No entanto, o que o TCE veda é o pagamento adicional pelas sessões extraordinárias. Isto já aconteceu em Santa Cruz do Rio Pardo em meados da década de 1990, quando os vereadores recebiam irregularmente por sessões extraordinárias. Era o conhecido “jetom”, um adicional acrescido do salário. Mas era totalmente ilegal, já que a Constituição prevê que o salário legislativo deve ser uma “parcela única”, sem qualquer acréscimo ou benefício. No caso de Santa Cruz, todos os vereadores foram obrigados a devolver estes valores. A maioria optou por um parcelamento. Rosely Rissato já era a diretora-geral naquela época.

Isto significa, como defendeu o procurador, que o salário do vereador abrange todos os trabalhos em qualquer sessão, seja ordinária, extraordinária ou solene. “O vereador não é vereador apenas nas sessões deliberativas. Ser vereador não quer dizer, e nem pode significar, comparecer duas vezes por mês às sessões ordinárias. Vereador é vereador vinte e quatro horas por dia”, alertou o procurador João Luiz de Almeida Júnior.

Por fim, alguns vereadores e o assessor legislativo José Eduardo Catalano alegam a existência da lei 524/2014, do vereador Marco “Cantor” Valantieri, que excluiu o desconto proporcional em sessões solenes. No entanto, o procurador alertou que aquela lei é totalmente inconstitucional. O projeto não recebeu a maioria da Mesa nas assinaturas e os vereadores legislaram em causa própria, o que é proibido. Além disso, a lei da legislatura anterior que instituiu os atuais salários não poderia ser modificada, pois a medida fere as regras da anterioridade prevista na Constituição Federal. 




Rosely Rissato: 32 anos em cargo nomeado e salário médio de R$ 12 mil mensais



Procuram-se os ‘culpados’

O imbróglio que a Câmara se meteu ao autorizar pagamentos salariais indevidos durante tantos anos certamente deve ter seus responsáveis. Além dos próprios vereadores, já que foram eles que aprovaram as leis autorizando os descontos e depois receberam salários integrais, recai maior responsabilidade nos presidentes que comandaram a Câmara na última década. Eles liberaram os pagamentos sem os respectivos descontos das faltas.

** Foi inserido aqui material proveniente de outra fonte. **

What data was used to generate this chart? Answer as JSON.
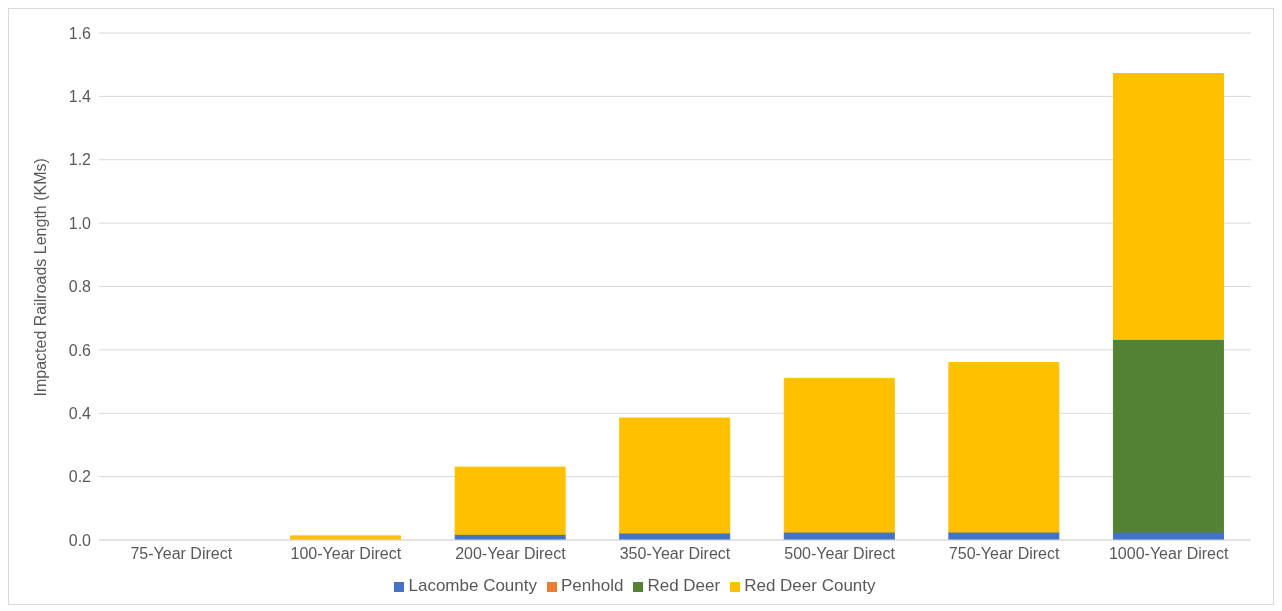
{
  "chart_data": {
    "type": "bar",
    "stacked": true,
    "ylabel": "Impacted Railroads Length (KMs)",
    "categories": [
      "75-Year Direct",
      "100-Year Direct",
      "200-Year Direct",
      "350-Year Direct",
      "500-Year Direct",
      "750-Year Direct",
      "1000-Year Direct"
    ],
    "series": [
      {
        "name": "Lacombe County",
        "color": "#4472c4",
        "values": [
          0,
          0,
          0.018,
          0.022,
          0.025,
          0.025,
          0.025
        ]
      },
      {
        "name": "Penhold",
        "color": "#ed7d31",
        "values": [
          0,
          0,
          0,
          0,
          0,
          0,
          0
        ]
      },
      {
        "name": "Red Deer",
        "color": "#548235",
        "values": [
          0,
          0,
          0,
          0,
          0,
          0,
          0.608
        ]
      },
      {
        "name": "Red Deer County",
        "color": "#ffc000",
        "values": [
          0,
          0.013,
          0.212,
          0.363,
          0.485,
          0.535,
          0.839
        ]
      }
    ],
    "ylim": [
      0,
      1.6
    ],
    "yticks": [
      {
        "value": 0,
        "label": "0.0"
      },
      {
        "value": 0.2,
        "label": "0.2"
      },
      {
        "value": 0.4,
        "label": "0.4"
      },
      {
        "value": 0.6,
        "label": "0.6"
      },
      {
        "value": 0.8,
        "label": "0.8"
      },
      {
        "value": 1,
        "label": "1.0"
      },
      {
        "value": 1.2,
        "label": "1.2"
      },
      {
        "value": 1.4,
        "label": "1.4"
      },
      {
        "value": 1.6,
        "label": "1.6"
      }
    ],
    "grid": "y",
    "legend": "bottom"
  }
}
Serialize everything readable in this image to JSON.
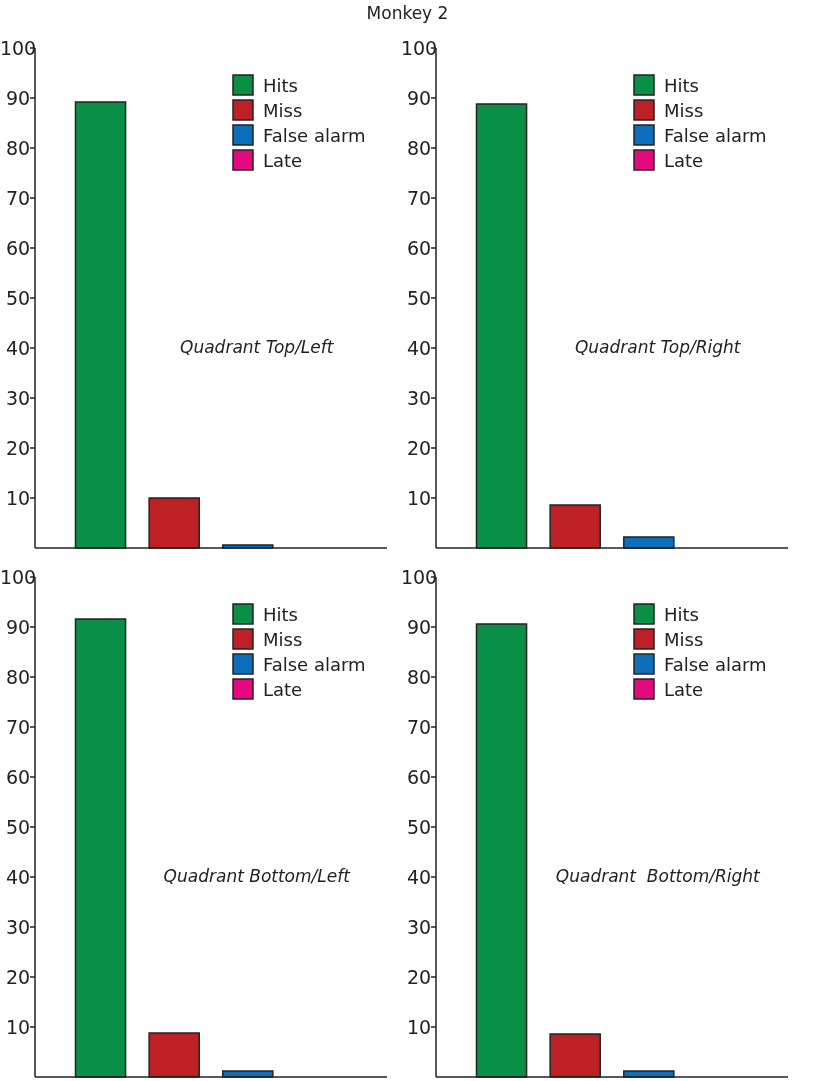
{
  "chart_data": [
    {
      "type": "other",
      "title": "Monkey 2"
    },
    {
      "type": "bar",
      "categories": [
        null
      ],
      "series": [
        {
          "name": "Hits",
          "color": "#0a8f46",
          "values": [
            89.2
          ]
        },
        {
          "name": "Miss",
          "color": "#bd2126",
          "values": [
            10
          ]
        },
        {
          "name": "False alarm",
          "color": "#0d6ebb",
          "values": [
            0.6
          ]
        },
        {
          "name": "Late",
          "color": "#e5097f",
          "values": [
            0
          ]
        }
      ],
      "ylim": [
        0,
        100
      ],
      "yticks": [
        10,
        20,
        30,
        40,
        50,
        60,
        70,
        80,
        90,
        100
      ],
      "legend": "top right",
      "annotations": [
        "Quadrant Top/Left"
      ]
    },
    {
      "type": "bar",
      "categories": [
        null
      ],
      "series": [
        {
          "name": "Hits",
          "color": "#0a8f46",
          "values": [
            88.8
          ]
        },
        {
          "name": "Miss",
          "color": "#bd2126",
          "values": [
            8.6
          ]
        },
        {
          "name": "False alarm",
          "color": "#0d6ebb",
          "values": [
            2.2
          ]
        },
        {
          "name": "Late",
          "color": "#e5097f",
          "values": [
            0
          ]
        }
      ],
      "ylim": [
        0,
        100
      ],
      "yticks": [
        10,
        20,
        30,
        40,
        50,
        60,
        70,
        80,
        90,
        100
      ],
      "legend": "top right",
      "annotations": [
        "Quadrant Top/Right"
      ]
    },
    {
      "type": "bar",
      "categories": [
        null
      ],
      "series": [
        {
          "name": "Hits",
          "color": "#0a8f46",
          "values": [
            91.6
          ]
        },
        {
          "name": "Miss",
          "color": "#bd2126",
          "values": [
            8.8
          ]
        },
        {
          "name": "False alarm",
          "color": "#0d6ebb",
          "values": [
            1.2
          ]
        },
        {
          "name": "Late",
          "color": "#e5097f",
          "values": [
            0
          ]
        }
      ],
      "ylim": [
        0,
        100
      ],
      "yticks": [
        10,
        20,
        30,
        40,
        50,
        60,
        70,
        80,
        90,
        100
      ],
      "legend": "top right",
      "annotations": [
        "Quadrant Bottom/Left"
      ]
    },
    {
      "type": "bar",
      "categories": [
        null
      ],
      "series": [
        {
          "name": "Hits",
          "color": "#0a8f46",
          "values": [
            90.6
          ]
        },
        {
          "name": "Miss",
          "color": "#bd2126",
          "values": [
            8.6
          ]
        },
        {
          "name": "False alarm",
          "color": "#0d6ebb",
          "values": [
            1.2
          ]
        },
        {
          "name": "Late",
          "color": "#e5097f",
          "values": [
            0
          ]
        }
      ],
      "ylim": [
        0,
        100
      ],
      "yticks": [
        10,
        20,
        30,
        40,
        50,
        60,
        70,
        80,
        90,
        100
      ],
      "legend": "top right",
      "annotations": [
        "Quadrant  Bottom/Right"
      ]
    }
  ]
}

Mas o episódio também deixa claro a necessidade do Legislativo renovar o quadro de comissionados, principalmente os ocupantes dos cargos com salários maiores. É o caso do assessor José Eduardo Catalano — que está na Câmara desde 1992, sem concurso público, e recebe mais de R$ 15 mil mensais — e de Rosely Rissato, a diretora-geral que é seguidamente nomeada desde 1988 e tem salários em torno de R$ 12 mil.

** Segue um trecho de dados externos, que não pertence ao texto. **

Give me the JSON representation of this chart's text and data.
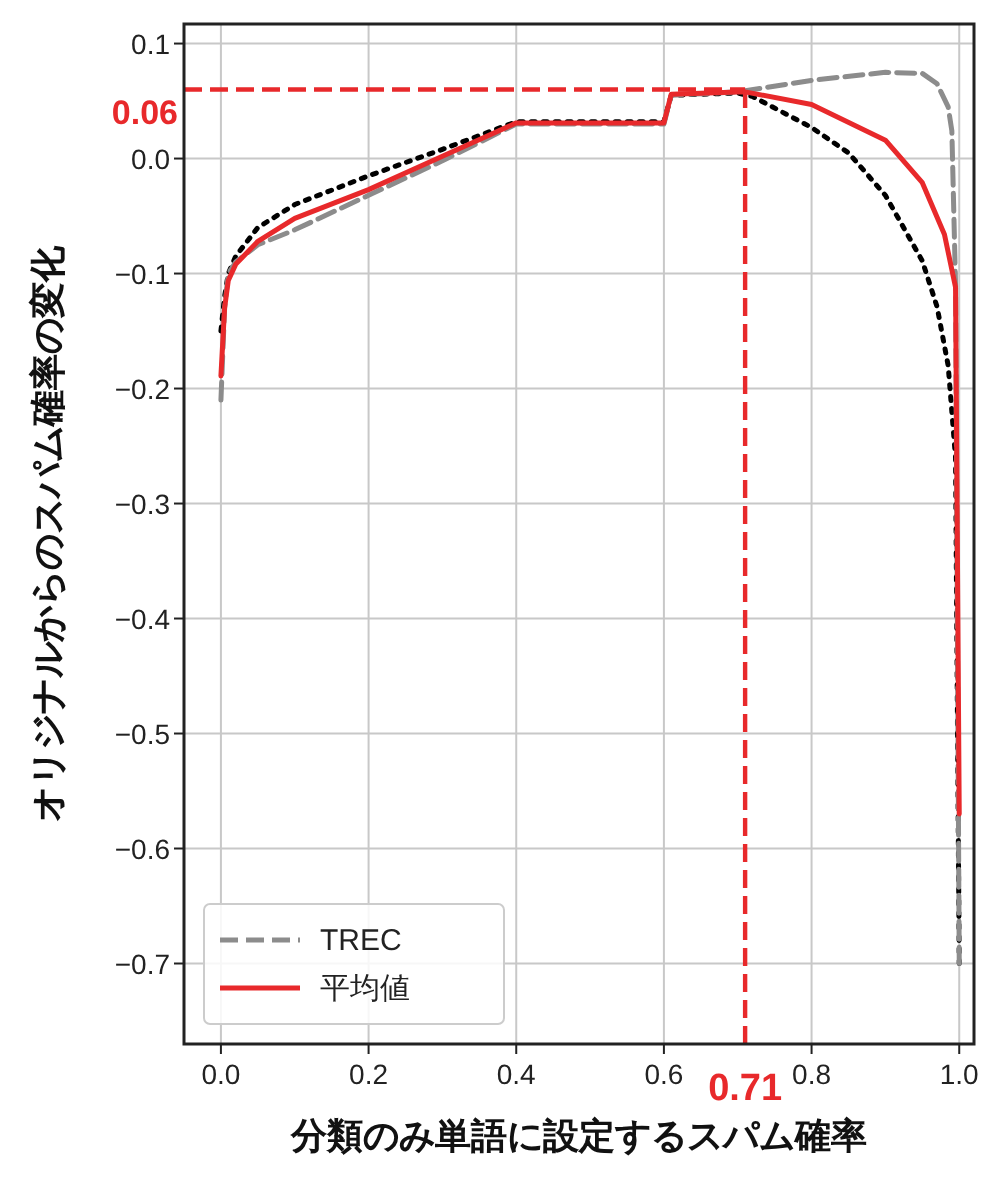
{
  "chart_data": {
    "type": "line",
    "xlabel": "分類のみ単語に設定するスパム確率",
    "ylabel": "オリジナルからのスパム確率の変化",
    "xlim": [
      -0.05,
      1.02
    ],
    "ylim": [
      -0.77,
      0.117
    ],
    "xticks": [
      {
        "value": 0,
        "label": "0.0"
      },
      {
        "value": 0.2,
        "label": "0.2"
      },
      {
        "value": 0.4,
        "label": "0.4"
      },
      {
        "value": 0.6,
        "label": "0.6"
      },
      {
        "value": 0.8,
        "label": "0.8"
      },
      {
        "value": 1,
        "label": "1.0"
      }
    ],
    "yticks": [
      {
        "value": -0.7,
        "label": "−0.7"
      },
      {
        "value": -0.6,
        "label": "−0.6"
      },
      {
        "value": -0.5,
        "label": "−0.5"
      },
      {
        "value": -0.4,
        "label": "−0.4"
      },
      {
        "value": -0.3,
        "label": "−0.3"
      },
      {
        "value": -0.2,
        "label": "−0.2"
      },
      {
        "value": -0.1,
        "label": "−0.1"
      },
      {
        "value": 0,
        "label": "0.0"
      },
      {
        "value": 0.1,
        "label": "0.1"
      }
    ],
    "grid": true,
    "legend": "bottom left",
    "series": [
      {
        "color": "#000000",
        "line_style": "dotted",
        "x": [
          0,
          0.005,
          0.01,
          0.02,
          0.05,
          0.1,
          0.2,
          0.3,
          0.4,
          0.6,
          0.61,
          0.7,
          0.72,
          0.8,
          0.85,
          0.9,
          0.95,
          0.97,
          0.985,
          0.995,
          1.0
        ],
        "values": [
          -0.15,
          -0.12,
          -0.1,
          -0.085,
          -0.06,
          -0.04,
          -0.015,
          0.008,
          0.032,
          0.032,
          0.055,
          0.057,
          0.054,
          0.027,
          0.005,
          -0.032,
          -0.089,
          -0.129,
          -0.18,
          -0.26,
          -0.7
        ]
      },
      {
        "name": "TREC",
        "color": "#8c8c8c",
        "line_style": "dashed",
        "x": [
          0,
          0.005,
          0.01,
          0.02,
          0.05,
          0.1,
          0.2,
          0.3,
          0.4,
          0.6,
          0.61,
          0.7,
          0.8,
          0.9,
          0.95,
          0.97,
          0.985,
          0.99,
          0.995,
          1.0
        ],
        "values": [
          -0.21,
          -0.13,
          -0.1,
          -0.09,
          -0.075,
          -0.062,
          -0.032,
          -0.002,
          0.03,
          0.03,
          0.055,
          0.058,
          0.068,
          0.075,
          0.074,
          0.065,
          0.045,
          0.024,
          -0.11,
          -0.7
        ]
      },
      {
        "name": "平均値",
        "color": "#e8292b",
        "line_style": "solid",
        "x": [
          0,
          0.005,
          0.01,
          0.02,
          0.05,
          0.1,
          0.2,
          0.3,
          0.4,
          0.6,
          0.61,
          0.71,
          0.8,
          0.9,
          0.95,
          0.98,
          0.995,
          1.0
        ],
        "values": [
          -0.189,
          -0.13,
          -0.106,
          -0.092,
          -0.072,
          -0.052,
          -0.027,
          0.002,
          0.031,
          0.031,
          0.056,
          0.058,
          0.047,
          0.016,
          -0.021,
          -0.066,
          -0.112,
          -0.57
        ]
      }
    ],
    "ref_lines": [
      {
        "axis": "y",
        "value": 0.06,
        "label": "0.06",
        "color": "#e8292b",
        "line_style": "dashed"
      },
      {
        "axis": "x",
        "value": 0.71,
        "label": "0.71",
        "color": "#e8292b",
        "line_style": "dashed"
      }
    ]
  }
}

Tanto Catalano quanto Rosely defenderam a maioria dos vereadores e opinaram oficialmente contra qualquer desconto pelas ausências em sessões. No entanto, sempre foi de competência do assessor parlamentar a devida orientação aos vereadores e o assessoramento ao presidente sobre os pagamentos. O cargo de procurador concursado só foi criado em 2012.

No caso de Rosely Rissato, compete a ela, conforme consta na lei que criou a função de diretora-geral, controlar os dados necessários à elaboração das folhas de pagamentos de servidores e vereadores, supervisionando sua execução, além de supervisionar todos os pagamentos de salários. Rosely, aliás, assinava os cheques junto com o presidente quando era esta a forma de quitação salarial, sem nunca ter alertado sobre a irregularidade. A diretora ignorou vários questionamentos feitos pelo procurador sobre o assunto.

Na verdade, pelo longo período ocupando cargos comissionados, Catalano e Rosely criaram vínculos fortes dentro da Câmara, o que atrapalha o desempenho profissional. Neste caso, vale muito mais a proteção a um vereador amigo do que propriamente uma opinião técnica. O atual presidente, Paulo Pinhata, não tem coragem de demiti-los porque é pressionado por vários vereadores. E ele sabe que a exoneração reduziria drasticamente as despesas apenas com os dois funcionários, hoje em torno de R$ 400 mil por ano. É que uma lei recentemente aprovada reduz os salários básicos pela metade, no caso de vacância no cargo, e retira benefícios ilegais que estão sendo incorporados há anos aos comissionados.

Enfim, ao contrário do que acontece na administração, os cargos comissionados na Câmara não são renovados com a troca de direção e servem para manter pessoas ligadas a determinados vereadores. Elas se transformaram, na verdade, em “donos dos cargos” e não dão chance a outros profissionais de Santa Cruz.